Computational exploration of Cs2LiMoX6 (X=Cl, I) halide double perovskites: Unveiling energy storage potentials

Abstract

Density functional theory (DFT) simulations were conducted to investigate the physical characteristics of materials Cs2LiMoCl6 and Cs2LiMoI6. The magnetic and electronic features were examined using the Perdew, Burke, and Ernzerhof generalized-gradient approximation (PBE-GGA). Confirmation of the semiconductor behavior was attained through the spin-resolved density of states (DOS) and band structure (BS) plots.
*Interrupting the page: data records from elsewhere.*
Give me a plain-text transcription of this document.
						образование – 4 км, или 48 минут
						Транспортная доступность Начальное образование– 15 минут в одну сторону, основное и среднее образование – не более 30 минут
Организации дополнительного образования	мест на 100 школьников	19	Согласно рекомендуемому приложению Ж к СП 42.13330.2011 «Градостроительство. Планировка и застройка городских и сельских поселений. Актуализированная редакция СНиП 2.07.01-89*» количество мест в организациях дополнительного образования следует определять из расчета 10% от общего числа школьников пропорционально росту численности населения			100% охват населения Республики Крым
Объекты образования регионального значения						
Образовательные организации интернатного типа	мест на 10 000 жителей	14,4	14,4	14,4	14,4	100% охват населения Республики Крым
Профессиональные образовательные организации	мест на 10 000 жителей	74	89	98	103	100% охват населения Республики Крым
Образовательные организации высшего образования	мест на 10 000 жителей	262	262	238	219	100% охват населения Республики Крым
In this investigation, the computed band gap (Eg) values for Cs2LiMoI6 are identified as 0.96 eV in the spin-down channel and 1.76 eV in the spin-up channel. Likewise, for Cs2LiMoCl6, the Eg is determined to be 3.35 eV in the spin-down channel and 1.63 eV in the spin-up channel. From magnetic characteristics, the magnetic moments (μB) of 3.02436 μB and 3.00332 μB are calculated for Cs2LiMoCl6 and Cs2LiMoI6, respectively. The ferromagnetic (FM) nature is observed from the integral values of the magnetic moment. The Mo-4d-t2g orbitals play a pivotal role in determining the magnetic properties observed in perovskite materials. The study also explored optical properties, and the values of ε1(ω) at zero energy are approximately 4.84 and 3.20 for Cs2LiMoI6 and Cs2LiMoCl6, respectively. The maximum values of σ(ω) are observed to be 4631 (Ω cm)−1 and 3618 (Ω cm)−1 at 6.24 eV and 8 eV for Cs2LiMoI6 and Cs2LiMoCl6, respectively, signifying their suitability to the UV light region. Overall, these findings suggest the suitability of both materials for photovoltaics and other related applications.